Along the Louisiana coast, skimmers that were able to operate included the giant converted oil tanker known as A Whale.

Taiwanese shipping firm TMT, which owns the vessel, calls it the world's largest oil skimmer. Sunday was the second day of testing the ship's abilities for U.S. Coast Guard and BP officials who will make a decision about whether to put it — and its purported capacity to suck up 21 million gallons of oil-tainted water per day — to work in the Gulf.

But even the giant vessel is having trouble with the weather, TMT spokesman Bob Grantham said in an e-mail Sunday.

"As was the case yesterday, the sea state, with waves at times in excess of ten feet, is not permitting optimal testing conditions," he said.

The vessel's crew is hoping for calmer conditions, so they can test its skimming ability with a containment boom system designed to direct greater amounts of oily water to the ship's intake vents.

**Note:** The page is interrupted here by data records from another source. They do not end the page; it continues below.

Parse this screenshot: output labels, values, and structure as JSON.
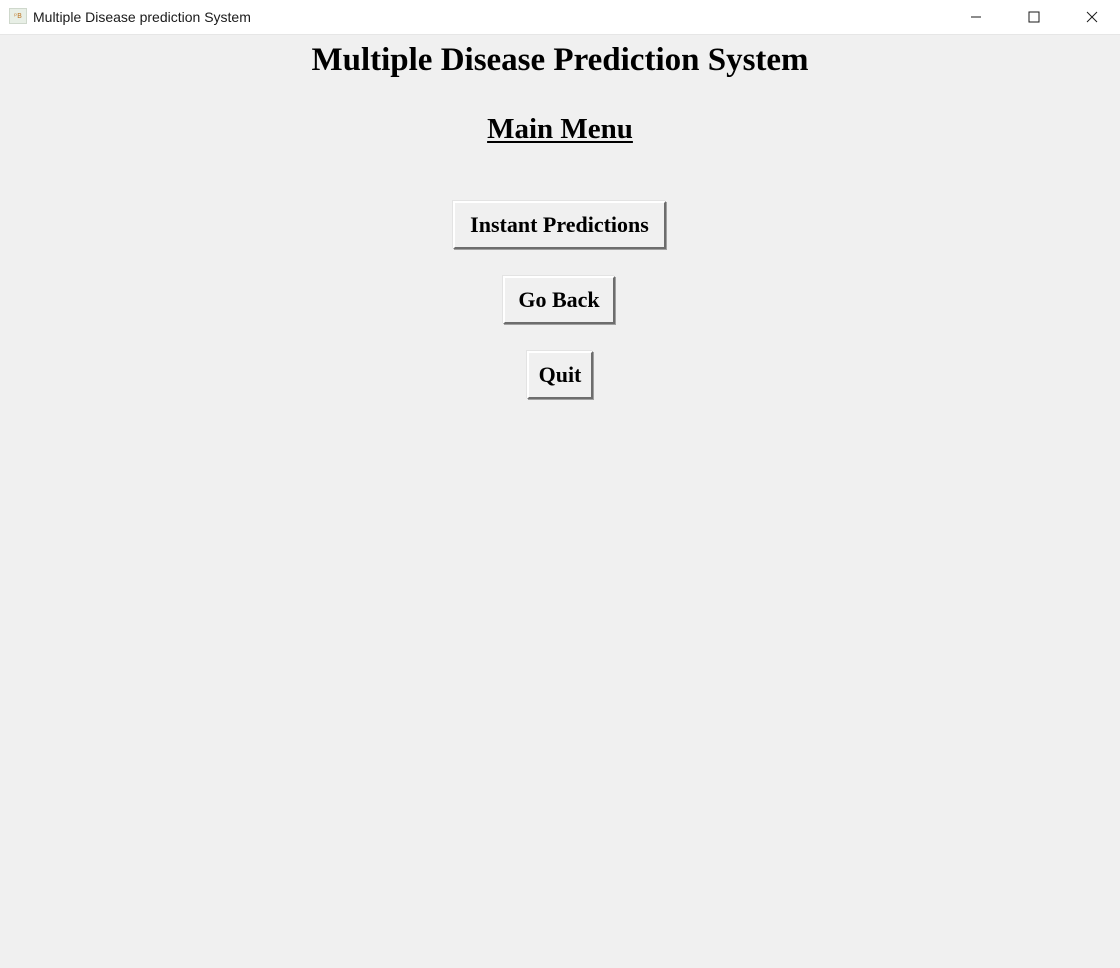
{
  "window": {
    "title": "Multiple Disease prediction System",
    "icon": "app-icon"
  },
  "window_controls": {
    "minimize_icon": "minimize-icon",
    "maximize_icon": "maximize-icon",
    "close_icon": "close-icon"
  },
  "main": {
    "heading": "Multiple Disease Prediction System",
    "subheading": "Main Menu",
    "buttons": {
      "instant_predictions": "Instant Predictions",
      "go_back": "Go Back",
      "quit": "Quit"
    }
  },
  "colors": {
    "background": "#f0f0f0",
    "titlebar": "#ffffff",
    "text": "#000000"
  }
}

A decision on whether the ship can be used to help scour the crude from the Gulf will be made in a few days, Grantham said.

So far, weather has not slowed drilling on two relief wells that could be the best hope of finally plugging what has become the worst oil leak in Gulf history. BP officials have said they're running slightly ahead of schedule on the drilling, but expect weather or other delays.

Early to mid-August is still the timeframe for the completion of the drilling.

Associated Press Writer Jay Reeves in Dauphin Island, Ala. contributed to this report.